В Нюрнберге в 1945 году перед судом предстали издатель газеты Der Stürmer Юлиус Штрейхер и начальник отдела радио в министерстве пропаганды Ганс Фриче. Основная проблема, стоявшая перед обвинителями Штрейхера и Фриче, заключалась в необходимости "демонстрации прямой причинно-следственной связи между деятельностью пропагандистов и осуществлением политики агрессии и массового убийства". Если с обвинением против Штрейхера проблем не возникло (23 статьи в его газете, опубликованные с 1938 по 1941 год, содержали прямые призывы к уничтожению евреев), то решение суда по делу Фриче установило важное различие между языком ненависти и разжиганием ненависти.
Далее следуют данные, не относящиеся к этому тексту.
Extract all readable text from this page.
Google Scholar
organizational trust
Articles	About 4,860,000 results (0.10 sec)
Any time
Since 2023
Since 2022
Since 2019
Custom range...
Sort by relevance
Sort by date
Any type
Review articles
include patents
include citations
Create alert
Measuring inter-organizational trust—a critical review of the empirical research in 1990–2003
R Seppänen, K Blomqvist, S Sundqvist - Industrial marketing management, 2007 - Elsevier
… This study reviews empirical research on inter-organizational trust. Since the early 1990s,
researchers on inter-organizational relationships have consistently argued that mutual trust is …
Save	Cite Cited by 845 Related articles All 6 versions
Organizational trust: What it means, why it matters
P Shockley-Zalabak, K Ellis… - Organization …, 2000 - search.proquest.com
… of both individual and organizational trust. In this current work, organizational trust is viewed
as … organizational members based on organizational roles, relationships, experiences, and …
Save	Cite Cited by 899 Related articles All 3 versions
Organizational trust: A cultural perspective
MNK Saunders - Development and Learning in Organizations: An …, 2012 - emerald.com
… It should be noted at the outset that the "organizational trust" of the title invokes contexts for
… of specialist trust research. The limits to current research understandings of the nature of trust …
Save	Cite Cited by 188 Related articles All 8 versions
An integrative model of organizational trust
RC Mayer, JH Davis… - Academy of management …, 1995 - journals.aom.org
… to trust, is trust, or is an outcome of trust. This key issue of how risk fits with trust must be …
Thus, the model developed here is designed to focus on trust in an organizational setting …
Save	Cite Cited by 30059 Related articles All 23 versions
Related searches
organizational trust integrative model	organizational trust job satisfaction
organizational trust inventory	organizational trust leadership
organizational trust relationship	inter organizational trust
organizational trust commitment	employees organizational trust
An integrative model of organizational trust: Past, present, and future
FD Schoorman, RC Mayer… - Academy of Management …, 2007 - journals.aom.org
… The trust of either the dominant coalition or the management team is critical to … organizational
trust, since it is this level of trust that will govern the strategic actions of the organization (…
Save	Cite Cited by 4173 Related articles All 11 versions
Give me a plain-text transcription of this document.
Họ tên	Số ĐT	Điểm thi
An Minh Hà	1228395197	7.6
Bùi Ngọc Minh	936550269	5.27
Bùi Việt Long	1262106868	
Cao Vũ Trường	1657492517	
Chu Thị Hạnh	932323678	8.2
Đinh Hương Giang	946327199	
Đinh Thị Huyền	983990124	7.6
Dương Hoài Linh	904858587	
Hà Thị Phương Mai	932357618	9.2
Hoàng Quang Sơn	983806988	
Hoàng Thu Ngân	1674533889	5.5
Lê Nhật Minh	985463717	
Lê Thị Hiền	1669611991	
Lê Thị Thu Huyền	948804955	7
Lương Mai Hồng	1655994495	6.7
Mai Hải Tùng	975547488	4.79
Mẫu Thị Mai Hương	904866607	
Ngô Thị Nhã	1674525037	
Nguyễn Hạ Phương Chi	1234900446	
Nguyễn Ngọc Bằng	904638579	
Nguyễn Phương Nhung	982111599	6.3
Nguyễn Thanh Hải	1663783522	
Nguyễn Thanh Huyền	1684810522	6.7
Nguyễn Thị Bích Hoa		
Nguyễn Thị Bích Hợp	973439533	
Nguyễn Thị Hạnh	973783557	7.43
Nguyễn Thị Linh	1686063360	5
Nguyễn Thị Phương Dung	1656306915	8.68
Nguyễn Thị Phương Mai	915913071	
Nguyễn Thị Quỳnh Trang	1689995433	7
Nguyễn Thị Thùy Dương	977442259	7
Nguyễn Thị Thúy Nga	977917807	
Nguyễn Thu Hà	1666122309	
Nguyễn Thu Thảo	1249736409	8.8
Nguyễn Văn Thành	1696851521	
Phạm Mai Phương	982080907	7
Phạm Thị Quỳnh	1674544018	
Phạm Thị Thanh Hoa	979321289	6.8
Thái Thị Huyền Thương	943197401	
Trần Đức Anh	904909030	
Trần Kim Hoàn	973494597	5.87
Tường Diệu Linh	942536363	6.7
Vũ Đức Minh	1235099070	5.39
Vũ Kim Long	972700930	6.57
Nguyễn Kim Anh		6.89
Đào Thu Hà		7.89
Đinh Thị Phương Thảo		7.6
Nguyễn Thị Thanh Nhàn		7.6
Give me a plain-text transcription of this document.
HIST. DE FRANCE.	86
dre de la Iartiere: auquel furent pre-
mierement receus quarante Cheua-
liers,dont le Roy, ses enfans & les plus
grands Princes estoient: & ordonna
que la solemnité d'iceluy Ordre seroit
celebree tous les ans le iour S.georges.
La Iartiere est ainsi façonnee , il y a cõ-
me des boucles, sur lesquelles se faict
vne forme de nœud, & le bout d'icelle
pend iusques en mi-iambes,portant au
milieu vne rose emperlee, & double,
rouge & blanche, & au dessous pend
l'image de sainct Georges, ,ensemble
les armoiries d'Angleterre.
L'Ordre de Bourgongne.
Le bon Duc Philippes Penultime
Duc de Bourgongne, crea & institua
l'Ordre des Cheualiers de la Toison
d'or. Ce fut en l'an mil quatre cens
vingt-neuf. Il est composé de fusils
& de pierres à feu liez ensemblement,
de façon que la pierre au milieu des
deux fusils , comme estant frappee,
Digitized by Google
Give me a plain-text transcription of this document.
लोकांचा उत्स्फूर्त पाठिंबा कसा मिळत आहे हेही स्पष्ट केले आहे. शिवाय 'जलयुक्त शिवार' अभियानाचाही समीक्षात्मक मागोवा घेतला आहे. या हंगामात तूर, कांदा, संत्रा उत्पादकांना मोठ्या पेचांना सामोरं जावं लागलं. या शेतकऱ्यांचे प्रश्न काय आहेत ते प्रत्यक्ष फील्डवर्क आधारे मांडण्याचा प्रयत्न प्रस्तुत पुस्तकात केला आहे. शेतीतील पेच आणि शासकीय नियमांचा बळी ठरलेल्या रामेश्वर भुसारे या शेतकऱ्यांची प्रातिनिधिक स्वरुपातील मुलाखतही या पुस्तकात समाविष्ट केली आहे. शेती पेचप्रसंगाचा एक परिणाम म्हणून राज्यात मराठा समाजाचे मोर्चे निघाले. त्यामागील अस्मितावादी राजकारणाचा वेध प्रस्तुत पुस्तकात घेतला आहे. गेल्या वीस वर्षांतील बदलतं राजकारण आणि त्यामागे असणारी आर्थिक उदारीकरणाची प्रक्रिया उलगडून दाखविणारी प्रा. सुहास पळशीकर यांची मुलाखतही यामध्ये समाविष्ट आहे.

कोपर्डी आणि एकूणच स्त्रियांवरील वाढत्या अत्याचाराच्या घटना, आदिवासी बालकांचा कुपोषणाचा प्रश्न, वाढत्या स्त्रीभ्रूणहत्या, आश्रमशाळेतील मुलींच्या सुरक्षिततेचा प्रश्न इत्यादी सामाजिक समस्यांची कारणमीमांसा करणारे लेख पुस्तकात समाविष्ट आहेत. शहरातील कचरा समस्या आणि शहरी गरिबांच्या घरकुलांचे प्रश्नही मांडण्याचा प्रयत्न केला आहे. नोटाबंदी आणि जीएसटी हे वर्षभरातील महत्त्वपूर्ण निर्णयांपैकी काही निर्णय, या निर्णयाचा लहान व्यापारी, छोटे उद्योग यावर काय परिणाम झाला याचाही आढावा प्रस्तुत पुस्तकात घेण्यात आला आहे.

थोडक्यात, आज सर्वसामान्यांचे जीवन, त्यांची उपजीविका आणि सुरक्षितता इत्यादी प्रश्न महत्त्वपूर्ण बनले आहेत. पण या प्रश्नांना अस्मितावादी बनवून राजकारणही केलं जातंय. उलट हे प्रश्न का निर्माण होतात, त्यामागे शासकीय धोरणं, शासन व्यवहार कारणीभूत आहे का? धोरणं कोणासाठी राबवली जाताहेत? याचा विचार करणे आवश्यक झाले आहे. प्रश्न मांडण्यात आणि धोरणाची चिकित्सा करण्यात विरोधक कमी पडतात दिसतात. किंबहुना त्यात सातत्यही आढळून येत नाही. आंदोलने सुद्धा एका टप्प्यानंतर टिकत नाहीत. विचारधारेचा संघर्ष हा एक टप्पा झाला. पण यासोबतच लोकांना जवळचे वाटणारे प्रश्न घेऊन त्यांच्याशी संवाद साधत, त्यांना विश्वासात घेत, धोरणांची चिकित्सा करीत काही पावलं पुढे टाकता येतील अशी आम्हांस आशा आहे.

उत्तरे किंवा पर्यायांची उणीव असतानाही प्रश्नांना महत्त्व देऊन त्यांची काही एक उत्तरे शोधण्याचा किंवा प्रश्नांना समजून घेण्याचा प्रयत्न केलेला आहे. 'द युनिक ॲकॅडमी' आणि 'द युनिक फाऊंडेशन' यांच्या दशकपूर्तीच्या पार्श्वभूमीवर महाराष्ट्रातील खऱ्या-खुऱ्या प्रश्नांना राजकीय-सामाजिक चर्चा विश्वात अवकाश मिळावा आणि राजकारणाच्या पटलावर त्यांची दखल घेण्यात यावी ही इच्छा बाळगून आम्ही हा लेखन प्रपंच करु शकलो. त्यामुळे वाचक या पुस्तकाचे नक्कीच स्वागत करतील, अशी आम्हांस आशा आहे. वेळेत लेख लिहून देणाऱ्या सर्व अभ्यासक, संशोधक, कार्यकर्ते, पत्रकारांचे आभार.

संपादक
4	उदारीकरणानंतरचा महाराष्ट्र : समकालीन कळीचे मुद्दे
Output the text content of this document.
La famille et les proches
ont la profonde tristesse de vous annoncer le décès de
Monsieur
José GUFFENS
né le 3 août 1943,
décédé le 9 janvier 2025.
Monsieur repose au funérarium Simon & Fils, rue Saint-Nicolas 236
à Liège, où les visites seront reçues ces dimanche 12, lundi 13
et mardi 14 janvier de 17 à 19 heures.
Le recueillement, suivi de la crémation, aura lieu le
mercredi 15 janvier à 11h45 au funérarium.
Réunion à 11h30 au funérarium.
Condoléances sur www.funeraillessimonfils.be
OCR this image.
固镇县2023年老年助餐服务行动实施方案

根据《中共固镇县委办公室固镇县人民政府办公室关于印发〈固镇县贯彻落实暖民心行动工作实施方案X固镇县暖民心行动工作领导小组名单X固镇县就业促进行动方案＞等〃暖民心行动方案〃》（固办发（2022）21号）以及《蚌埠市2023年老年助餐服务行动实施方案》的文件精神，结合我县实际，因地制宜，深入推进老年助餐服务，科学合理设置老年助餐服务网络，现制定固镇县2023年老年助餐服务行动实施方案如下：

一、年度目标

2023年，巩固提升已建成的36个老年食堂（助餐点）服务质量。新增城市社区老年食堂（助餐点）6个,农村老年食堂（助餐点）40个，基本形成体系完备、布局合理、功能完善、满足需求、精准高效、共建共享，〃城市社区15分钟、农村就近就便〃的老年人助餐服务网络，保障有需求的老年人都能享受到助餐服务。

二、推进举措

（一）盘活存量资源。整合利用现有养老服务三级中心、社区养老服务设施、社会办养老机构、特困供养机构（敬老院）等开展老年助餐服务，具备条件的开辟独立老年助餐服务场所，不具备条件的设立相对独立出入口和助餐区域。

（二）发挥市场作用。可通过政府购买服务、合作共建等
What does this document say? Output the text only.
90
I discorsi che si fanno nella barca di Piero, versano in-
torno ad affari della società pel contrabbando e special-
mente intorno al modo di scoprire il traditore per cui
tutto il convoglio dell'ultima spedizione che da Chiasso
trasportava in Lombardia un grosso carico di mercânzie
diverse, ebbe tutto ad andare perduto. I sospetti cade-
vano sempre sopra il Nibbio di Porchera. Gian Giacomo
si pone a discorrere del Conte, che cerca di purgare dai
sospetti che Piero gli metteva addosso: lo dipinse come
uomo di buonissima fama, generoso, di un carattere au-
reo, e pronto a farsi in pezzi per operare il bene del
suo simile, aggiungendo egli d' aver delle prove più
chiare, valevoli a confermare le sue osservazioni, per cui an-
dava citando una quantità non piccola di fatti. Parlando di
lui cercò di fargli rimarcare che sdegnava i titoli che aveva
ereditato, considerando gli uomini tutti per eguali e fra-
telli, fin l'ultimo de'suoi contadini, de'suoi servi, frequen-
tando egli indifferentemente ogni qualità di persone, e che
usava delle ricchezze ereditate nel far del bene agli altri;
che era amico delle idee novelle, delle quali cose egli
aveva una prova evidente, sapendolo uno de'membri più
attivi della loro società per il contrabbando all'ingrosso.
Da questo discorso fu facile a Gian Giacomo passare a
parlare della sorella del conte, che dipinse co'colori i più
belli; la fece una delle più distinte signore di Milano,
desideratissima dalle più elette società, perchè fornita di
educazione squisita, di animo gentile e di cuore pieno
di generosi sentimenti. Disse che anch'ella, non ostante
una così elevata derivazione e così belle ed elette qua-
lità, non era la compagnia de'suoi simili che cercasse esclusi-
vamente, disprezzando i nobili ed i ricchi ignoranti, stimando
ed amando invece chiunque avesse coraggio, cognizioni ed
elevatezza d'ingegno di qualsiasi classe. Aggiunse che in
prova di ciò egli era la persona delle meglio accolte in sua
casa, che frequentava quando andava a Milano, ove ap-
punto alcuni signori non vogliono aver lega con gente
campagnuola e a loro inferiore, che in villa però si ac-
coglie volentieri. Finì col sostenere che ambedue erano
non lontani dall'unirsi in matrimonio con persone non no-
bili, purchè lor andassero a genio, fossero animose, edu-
Хотя в его выступлениях и проявлялся антисемитизм, Фриче (который, будучи чиновником, вёл радиопрограмму Hier Spricht Hans Fritzsche!) прямо не призывал к массовым убийствам и потому по трем статьям обвинения был оправдан, хотя и не избежал тюремного наказания.
Гораздо точнее говорить вместо "атмосфера" – "вакуум ненависти", чтобы описать созданную в путинской России информационную отчужденность от норм цивилизации
Российская пропаганда наговорила миллионы слов, сочащихся ненавистью к Украине; кажется – бери любое выступление и не ошибешься. Однако на примере Нюрнберга мы можем заметить: язык пропаганды может быть сколь угодно неприемлемым с точки зрения морали, но если отсутствуют прямые призывы к уничтожению (разжигание ненависти), то доказать вину слов (и тех, кто их произносит) сложно. Как отмечает историк Иван Курилла, после 24 февраля изменилась в целом риторика российской пропаганды: теперь она призывает уничтожить не просто "киевский режим", но и всех тех, кто сопротивляется "братской" агрессии. В этом смысле примеров именно "разжигания ненависти" по отношению к народу Украины в пропагандистских медиа стало значительно больше. Но в целом то, что мы называем пропагандой, – бесконечный поток негативно окрашенных слов, – с юридической точки зрения на 99 процентов будет, скорее всего, представлять собой именно "язык ненависти". Да, этот язык ужасен, но даже суды над пропагандистами вынуждены считаться с фундаментальной ценностью демократии – свободой слова. Которая защищает даже права тех, кто эту свободу уничтожает.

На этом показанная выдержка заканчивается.